Hocaefendi'’ye yönelik siyasi suçlamalar hakkındaki görüşleri sorulan Dr. Süleyman, Hocaefendi'’nin “Hizmet” hareketini kurma ilhamını nasıl aldığını ve bu hareketin 20. yüzyılın 70’lerinde Türkiye’de sivil bir toplumsal hareket olarak nasıl doğduğunu anlattı. “Hizmet hareketi, ücretsiz eğitim kurumları ve merkezleri kurup eğitim faaliyetleri yaptı. Hareketin ekonomik ve medya kuruluşları vardı ve Türkiye’de sosyal hayat üzerinde büyük bir etkisi oldu. 2002-2012 yılları arasında Erdoğan, Hizmet’in faaliyetlerinden ve popülaritesinden faydalanmak için bu harekete destek verdi. Ancak 2013 yılında (Erdoğan’ın oğlu ve bazı bakanların karıştığı) yolsuzluk skandalının ortaya çıkmasıyla taraflar arasında bir anlaşmazlık yaşandı. O dönem, bu skandalın ortaya çıkmasında (Hizmet) okullarından mezun olan bazı polis memurlarının rol oynadığı iddia edildi ve Erdoğan’ın hareketle düşmanlığı başladı. 2016 yılının ortasına gelindiğinde ise Erdoğan, yasal delil olmaksızın hareketi ordu içerisindeki bazı unsurlarla birlikte başarısız darbe girişimini düzenlemekle suçladı. Nasıl olur da yıllardır başka bir ülkede yaşayan birisi (Gülen) darbe planlayabilir? O tarihten bu yana hükümet, hareketin tüm mal varlıklarına el koydu; bu mal varlıklarının yaklaşık 100 milyar lira değerinde olduğu tahmin ediliyor. Ayrıca hareketle ilişkili gazeteciler, yazarlar ve iş insanları tutuklandı. Erdoğan, Gülen’e yöneltilen bu siyasi suçlamaları, halkı kendine çekmek ve olası bir yeni darbe tehlikesine karşı toplumu yanında toplamak için kullandı. Gülen’in vefatının ardından Erdoğan’ın bu suçlamaları yöneltebileceği yeni bir hedef araması gerekecek.”
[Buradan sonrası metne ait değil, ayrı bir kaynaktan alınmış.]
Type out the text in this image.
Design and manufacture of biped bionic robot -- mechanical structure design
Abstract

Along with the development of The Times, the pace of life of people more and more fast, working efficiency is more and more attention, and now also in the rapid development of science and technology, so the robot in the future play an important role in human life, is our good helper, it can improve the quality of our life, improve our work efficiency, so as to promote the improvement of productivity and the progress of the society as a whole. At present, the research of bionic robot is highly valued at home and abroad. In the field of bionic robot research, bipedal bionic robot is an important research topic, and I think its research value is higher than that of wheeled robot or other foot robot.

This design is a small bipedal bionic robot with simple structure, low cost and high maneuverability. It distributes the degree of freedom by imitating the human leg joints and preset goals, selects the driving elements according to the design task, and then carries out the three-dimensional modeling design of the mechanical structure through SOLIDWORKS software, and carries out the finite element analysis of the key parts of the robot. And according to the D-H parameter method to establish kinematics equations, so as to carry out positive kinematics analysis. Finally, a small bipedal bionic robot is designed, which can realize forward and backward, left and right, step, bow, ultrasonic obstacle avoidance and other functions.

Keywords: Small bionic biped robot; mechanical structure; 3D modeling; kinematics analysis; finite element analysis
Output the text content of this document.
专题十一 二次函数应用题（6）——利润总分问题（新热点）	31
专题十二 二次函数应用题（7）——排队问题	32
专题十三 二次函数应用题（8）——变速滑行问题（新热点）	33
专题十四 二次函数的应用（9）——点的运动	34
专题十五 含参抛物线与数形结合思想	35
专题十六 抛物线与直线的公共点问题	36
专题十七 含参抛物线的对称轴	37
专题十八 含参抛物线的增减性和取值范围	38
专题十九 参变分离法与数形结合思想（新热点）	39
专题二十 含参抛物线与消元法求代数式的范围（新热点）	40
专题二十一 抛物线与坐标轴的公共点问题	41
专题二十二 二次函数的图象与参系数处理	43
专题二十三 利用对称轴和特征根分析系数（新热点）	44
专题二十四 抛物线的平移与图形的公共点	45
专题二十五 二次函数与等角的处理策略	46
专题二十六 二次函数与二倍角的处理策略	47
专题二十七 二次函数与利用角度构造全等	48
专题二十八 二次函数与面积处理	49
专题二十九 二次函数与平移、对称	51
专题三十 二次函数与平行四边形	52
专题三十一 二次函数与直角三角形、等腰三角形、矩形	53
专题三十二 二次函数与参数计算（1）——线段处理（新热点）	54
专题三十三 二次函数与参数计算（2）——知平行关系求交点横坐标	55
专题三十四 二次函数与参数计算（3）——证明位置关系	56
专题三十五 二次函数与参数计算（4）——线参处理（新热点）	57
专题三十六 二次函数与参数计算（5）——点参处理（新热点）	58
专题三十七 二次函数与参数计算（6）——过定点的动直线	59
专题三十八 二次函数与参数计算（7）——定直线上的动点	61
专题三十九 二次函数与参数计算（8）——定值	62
Hocaefendi'nin vefatından sonra Hizmet hareketinin geleceğine dair Dr. Süleyman, “Fethullah Gülen’in vefatı, Hizmet hareketinin geleceği hakkında birçok soruyu gündeme getiriyor. Bence hareket, Gülen’in vasiyet ettiği şekilde yoluna devam edecek. (Erdoğan) tarafından Türkiye içinde ve dışında üzerlerine uygulanan baskıya rağmen yolunu sürdürecektir. İkinci soru ise, Türk devletinin vefat haberine nasıl yaklaşacağı. Özellikle yakın zamanda Kenya’da Hizmet hareketine mensup 5 kişinin kaçırılması gibi olaylar göz önünde bulundurulursa, devletin bu hareketin üyelerine yönelik baskısı devam edecek mi? Sanırım bu soruların cevapları önümüzdeki günlerde netleşecek. Son olarak, Gülen’in vefatının Türk-Amerikan ilişkilerine etkisi hakkında şunu söyleyebilirim: 2016 yılından beri Ankara, Washington’dan Gülen’in iadesini talep ediyor ancak yasal bir delil bulunmadığı için Amerika bu talebi reddediyordu. Gülen’in vefatıyla bu sorun ortadan kalkacak ve her iki tarafın diğer anlaşmazlık konularını çözmeye odaklanması gerekecek.”